You have done a great job, remember you are the only one you have to please.
Clara, I've been divided about replying to you, since you & I are about the same height, but I've chosen to maintain in the 140s.
But I want to reaffirm what others are saying: Do what's right for you. And I mean, only for you. Pretend, for a while, that the rest of us don't exist.
I have to do that sometimes to make the healthy choices. I have to NOT reflexively glance at another poster's statistics and I have to force myself NOT to think about what she must look like. I feel like I'm always herding my thoughts along a very narrow fenced-in chute, away from unhealthy observations and yes, obsessions.
Simply put, I have a history of eating disorders. I know what brings them on. One trigger is emotional distress that I'm not facing head on and dealing with directly. If that is combined with a constant sense of self-restriction, my feeling that I am always stopping myself or limiting myself when eating, dragging myself back from some line I've drawn, then eventually, I will binge.

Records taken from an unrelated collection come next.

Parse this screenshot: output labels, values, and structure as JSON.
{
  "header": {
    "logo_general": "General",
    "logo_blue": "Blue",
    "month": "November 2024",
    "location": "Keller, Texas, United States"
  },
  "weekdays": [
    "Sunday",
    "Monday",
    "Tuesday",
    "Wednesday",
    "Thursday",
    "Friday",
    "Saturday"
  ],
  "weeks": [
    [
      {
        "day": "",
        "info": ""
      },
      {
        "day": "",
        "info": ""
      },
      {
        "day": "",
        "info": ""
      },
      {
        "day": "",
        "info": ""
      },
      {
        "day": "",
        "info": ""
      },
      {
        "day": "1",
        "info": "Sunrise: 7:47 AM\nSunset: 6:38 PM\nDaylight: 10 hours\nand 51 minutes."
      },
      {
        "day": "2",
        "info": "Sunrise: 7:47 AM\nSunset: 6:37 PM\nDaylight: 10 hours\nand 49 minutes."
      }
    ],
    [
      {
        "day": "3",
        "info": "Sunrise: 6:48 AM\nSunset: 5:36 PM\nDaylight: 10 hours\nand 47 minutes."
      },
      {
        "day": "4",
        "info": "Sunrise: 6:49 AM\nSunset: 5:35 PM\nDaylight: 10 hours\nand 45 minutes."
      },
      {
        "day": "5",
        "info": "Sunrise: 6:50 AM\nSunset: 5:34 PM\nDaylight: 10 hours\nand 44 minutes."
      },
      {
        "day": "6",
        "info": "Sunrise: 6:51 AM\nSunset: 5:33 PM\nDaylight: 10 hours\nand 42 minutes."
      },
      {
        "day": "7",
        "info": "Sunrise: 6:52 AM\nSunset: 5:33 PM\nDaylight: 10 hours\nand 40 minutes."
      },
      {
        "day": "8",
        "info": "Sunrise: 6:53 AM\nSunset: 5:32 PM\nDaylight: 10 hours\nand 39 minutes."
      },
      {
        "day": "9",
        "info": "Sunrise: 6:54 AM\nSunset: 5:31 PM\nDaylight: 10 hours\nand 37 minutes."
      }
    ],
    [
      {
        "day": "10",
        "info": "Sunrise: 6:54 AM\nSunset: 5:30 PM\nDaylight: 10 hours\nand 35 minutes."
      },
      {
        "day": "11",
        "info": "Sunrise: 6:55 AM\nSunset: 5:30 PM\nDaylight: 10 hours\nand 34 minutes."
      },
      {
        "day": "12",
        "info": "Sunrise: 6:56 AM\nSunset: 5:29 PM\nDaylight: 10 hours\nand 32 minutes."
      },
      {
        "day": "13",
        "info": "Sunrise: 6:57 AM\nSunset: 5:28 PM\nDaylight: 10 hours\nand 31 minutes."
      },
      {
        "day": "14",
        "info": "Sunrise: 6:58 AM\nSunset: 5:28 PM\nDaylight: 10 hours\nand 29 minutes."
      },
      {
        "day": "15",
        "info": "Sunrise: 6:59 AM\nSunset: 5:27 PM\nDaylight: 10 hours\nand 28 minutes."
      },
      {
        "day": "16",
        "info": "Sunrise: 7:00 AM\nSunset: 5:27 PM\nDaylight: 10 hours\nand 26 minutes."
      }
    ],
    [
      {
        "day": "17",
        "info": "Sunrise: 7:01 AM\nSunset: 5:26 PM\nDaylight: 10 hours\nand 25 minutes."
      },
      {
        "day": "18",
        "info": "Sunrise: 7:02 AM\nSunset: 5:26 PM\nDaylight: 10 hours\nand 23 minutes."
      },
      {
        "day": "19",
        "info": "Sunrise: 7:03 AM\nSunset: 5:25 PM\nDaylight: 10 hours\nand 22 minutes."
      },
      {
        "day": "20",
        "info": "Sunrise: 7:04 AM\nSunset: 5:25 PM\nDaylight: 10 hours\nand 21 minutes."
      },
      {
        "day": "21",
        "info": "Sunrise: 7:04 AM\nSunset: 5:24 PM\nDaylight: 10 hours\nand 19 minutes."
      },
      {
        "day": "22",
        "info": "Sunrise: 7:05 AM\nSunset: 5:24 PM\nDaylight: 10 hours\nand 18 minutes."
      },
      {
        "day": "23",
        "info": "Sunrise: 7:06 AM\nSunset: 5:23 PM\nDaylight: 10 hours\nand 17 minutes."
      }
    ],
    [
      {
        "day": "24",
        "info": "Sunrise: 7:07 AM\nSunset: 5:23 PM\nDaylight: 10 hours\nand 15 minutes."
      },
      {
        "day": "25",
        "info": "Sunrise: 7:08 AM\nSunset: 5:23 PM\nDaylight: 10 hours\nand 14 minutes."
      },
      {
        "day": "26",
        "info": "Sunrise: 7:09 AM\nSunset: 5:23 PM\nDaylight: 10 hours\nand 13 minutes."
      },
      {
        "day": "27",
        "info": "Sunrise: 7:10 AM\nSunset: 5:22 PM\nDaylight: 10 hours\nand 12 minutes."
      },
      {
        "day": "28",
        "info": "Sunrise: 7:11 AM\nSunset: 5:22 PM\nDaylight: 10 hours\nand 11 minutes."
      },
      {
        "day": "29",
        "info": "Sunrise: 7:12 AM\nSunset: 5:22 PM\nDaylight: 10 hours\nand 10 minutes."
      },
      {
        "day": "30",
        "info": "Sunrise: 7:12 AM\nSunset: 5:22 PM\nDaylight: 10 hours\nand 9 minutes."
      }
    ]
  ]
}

Mindlessly, quickly, privately and sometimes in a very ugly way.
In other words, if I am not happy and I am feeling as though I'm constantly exerting an effort with food, I will also express my anxiety through food.
I am carrying that around with me, and I have to deal with it. It's reality. It's different from my aspiration. It trumps my personal aesthetic standard. It also trumps the influence of anyone else's appearance, statistics or habits and lifestyle -- because it's part of me. It's my identity, like my eye color. I am answerable to it. I have to negotiate with that part of myself at all times. I know how much work I'm willing to put into this thing. Quite a lot, actually. But there is a limit. I know the limit.
I don't know what is part of your identity, and where your limit is, but once you have figured it out, and know what you've got to work with, that is what will influence the weight you choose. It'll come from within you, not from anyone else posting here.
About all I can offer is my own limited experience with this fight and an occasional sanity check.
And my best wishes. I want maintaining after a large loss to be more routine. So there are more people who "get" me, and whom I also understand.
Ever tried to balance on one foot for an extended period of time? That's what maintenance feels like for me most of the time. I can do it, I can do it, I can . . . whoa! DARN! But I keep getting back up on that foot and now the periods that I'm able to be there without wobbling are increasing in length.
And goal weight? I pulled my first goal weight out of my *ss . Then, after struggling and struggling I upped it 5 lbs. Got there for a brief second in 2008 but couldn't stay. I'm absolutely fine at the weight I have been maintaining (more or less) for 4 years now.
But there is that stubborn little critter inside that keeps saying "loser, loser - you can't get to goal. Everyone else did it but you can't etc. etc."
Why is it so hard for all of us to accept ourselves at what your bodies are telling us is our maintenance weight?
Saef, thanks for posting. Your posts are always so honest and... well, wise! I can relate to pretty much everything you said. Oh, those obsessions... how I wish I could spend my energy on something else.
Mudpie, I know that little voice so well... thanks for letting me know I'm not the only one.